Mamadou Chérif Ly : Pour être clair, je ne pense pas que les élections du 18 octobre prochain vont stabiliser quoi que ce soit, pour les raisons suivantes : premièrement, notre démocratie est profondément en panne, nous sommes un pays avec trois constitutions. D’ailleurs, nous sommes en faux en constitution. Nous avons une Assemblée nationale sélectionnée pour accompagner un 3ème mandat et une Cour constitutionnelle sous ordre. Nous sommes dans une crise institutionnelle et politique.
Deuxièmement, tous ceux qui s’opposent au 3ème mandat ne parlent pas encore la même voix ; les uns réclament une transition politique immédiate et d’autres participent à l’élection alors que tout le monde devrait se parler, resserrer les rangs, afin d’obtenir le départ effectif d’Alpha Condé en 2020.
Lorsque vous parlez de crise institutionnelle, à quoi on peut s’attendre au lendemain de cette élection, selon vous ?
Écoutez, plusieurs scénarios sont possibles mais le scénario le plus plausible pour moi est que cette élection va conduire la Guinée à une transition au lendemain du 18 octobre 2020.
Votre structure la 2AD, prône toujours l’alternance via une transition, ne pensez-vous pas que cela est tard maintenant ?
Absolument pas ! On n’a jamais été plus proches de la transition que maintenant, avec cette échéance électorale. J’ose espérer qu’aucun des candidats ayant décidé de participer à cette élection n’acceptera sa défaite, car le candidat Alpha Condé est illégal et illégitime. Que cela soit clair.
Vous auriez certainement suivi ce mardi l’interview du président Alpha Condé qui, en répondant à la question de RFI et France 24 de savoir s’il accepterait sa défaite, il a affirmé qu’il était démocrate. Qu’en dites-vous ?

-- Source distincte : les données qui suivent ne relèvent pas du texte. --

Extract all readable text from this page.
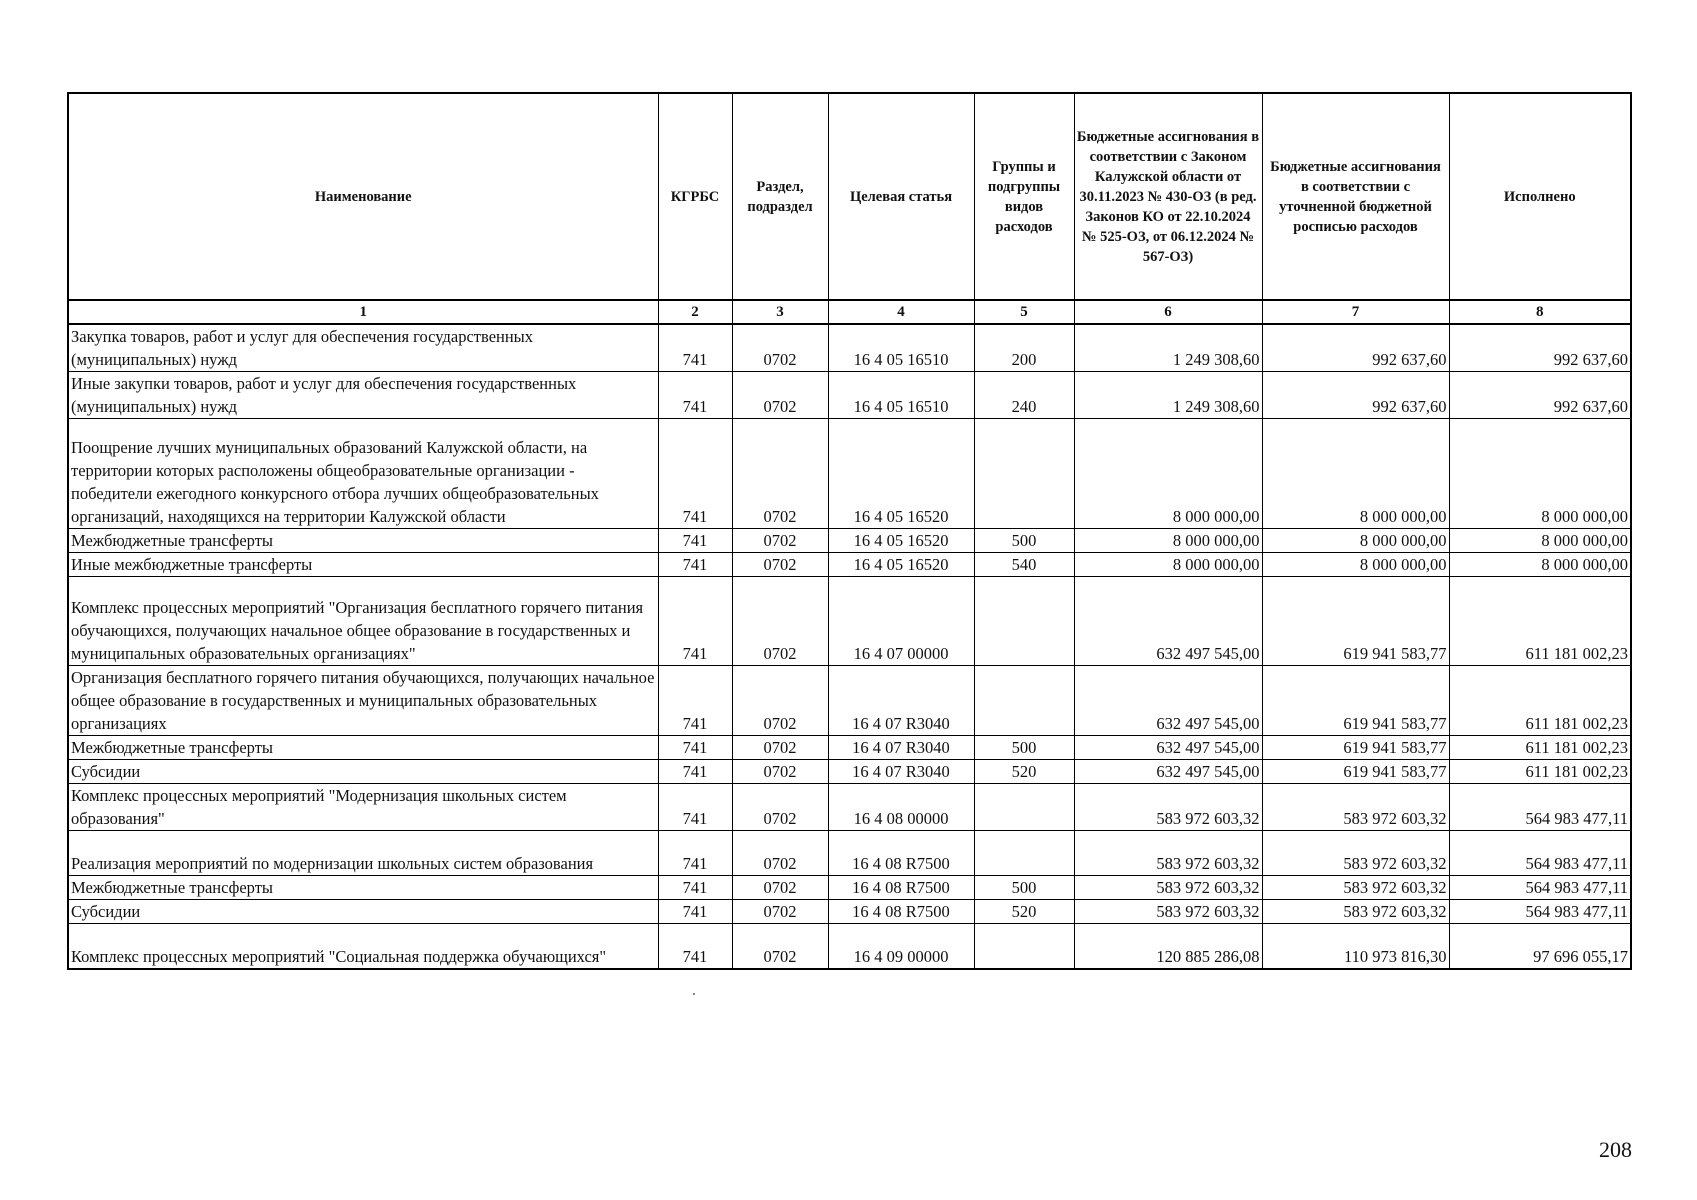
Наименование	КГРБС	Раздел, подраздел	Целевая статья	Группы и подгруппы видов расходов	Бюджетные ассигнования в соответствии с Законом Калужской области от 30.11.2023 № 430-ОЗ (в ред. Законов КО от 22.10.2024 № 525-ОЗ, от 06.12.2024 № 567-ОЗ)	Бюджетные ассигнования в соответствии с уточненной бюджетной росписью расходов	Исполнено
1	2	3	4	5	6	7	8
Закупка товаров, работ и услуг для обеспечения государственных (муниципальных) нужд	741	0702	16 4 05 16510	200	1 249 308,60	992 637,60	992 637,60
Иные закупки товаров, работ и услуг для обеспечения государственных (муниципальных) нужд	741	0702	16 4 05 16510	240	1 249 308,60	992 637,60	992 637,60
Поощрение лучших муниципальных образований Калужской области, на территории которых расположены общеобразовательные организации - победители ежегодного конкурсного отбора лучших общеобразовательных организаций, находящихся на территории Калужской области	741	0702	16 4 05 16520		8 000 000,00	8 000 000,00	8 000 000,00
Межбюджетные трансферты	741	0702	16 4 05 16520	500	8 000 000,00	8 000 000,00	8 000 000,00
Иные межбюджетные трансферты	741	0702	16 4 05 16520	540	8 000 000,00	8 000 000,00	8 000 000,00
Комплекс процессных мероприятий "Организация бесплатного горячего питания обучающихся, получающих начальное общее образование в государственных и муниципальных образовательных организациях"	741	0702	16 4 07 00000		632 497 545,00	619 941 583,77	611 181 002,23
Организация бесплатного горячего питания обучающихся, получающих начальное общее образование в государственных и муниципальных образовательных организациях	741	0702	16 4 07 R3040		632 497 545,00	619 941 583,77	611 181 002,23
Межбюджетные трансферты	741	0702	16 4 07 R3040	500	632 497 545,00	619 941 583,77	611 181 002,23
Субсидии	741	0702	16 4 07 R3040	520	632 497 545,00	619 941 583,77	611 181 002,23
Комплекс процессных мероприятий "Модернизация школьных систем образования"	741	0702	16 4 08 00000		583 972 603,32	583 972 603,32	564 983 477,11
Реализация мероприятий по модернизации школьных систем образования	741	0702	16 4 08 R7500		583 972 603,32	583 972 603,32	564 983 477,11
Межбюджетные трансферты	741	0702	16 4 08 R7500	500	583 972 603,32	583 972 603,32	564 983 477,11
Субсидии	741	0702	16 4 08 R7500	520	583 972 603,32	583 972 603,32	564 983 477,11
Комплекс процессных мероприятий "Социальная поддержка обучающихся"	741	0702	16 4 09 00000		120 885 286,08	110 973 816,30	97 696 055,17
208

Alpha Condé est un autocrate sous les habits d’un dictateur. Si Alpha devait renoncer facilement, il n’allait pas laisser tuer tous ces manifestants opposés au 3ème mandat. Il n’allait pas non plus rester sourd à tous les appels à renoncer à ce projet. Vous le savez bien que tous les 11 candidats peuvent battre Alpha aujourd’hui dans une élection libre, transparente et inclusive, sauf que, je ne crois pas à une élection libre, transparente sous Alpha Condé. Je vous fait remarquer qu’il a nié avoir tenu de discours divisionnistes, notamment, quand il s’est adressé à la population de Kankan. Donc, je ne crois pas un seul instant que Alpha Condé peut reconnaître sa défaite, sauf contrainte de la rue.
Alors au sein de la 2AD, qu’est ce que vous avez entrepris après le lancement du mouvement ?
Nous avons lancé le mouvement en Guinée et en Europe. Aujourd’hui, nous avons des représentants presque dans tous les pays. Nous implantons le mouvement dans plusieurs endroits en Guinée et planifions nos activités pour aboutir à une transition effective le plus rapidement possible.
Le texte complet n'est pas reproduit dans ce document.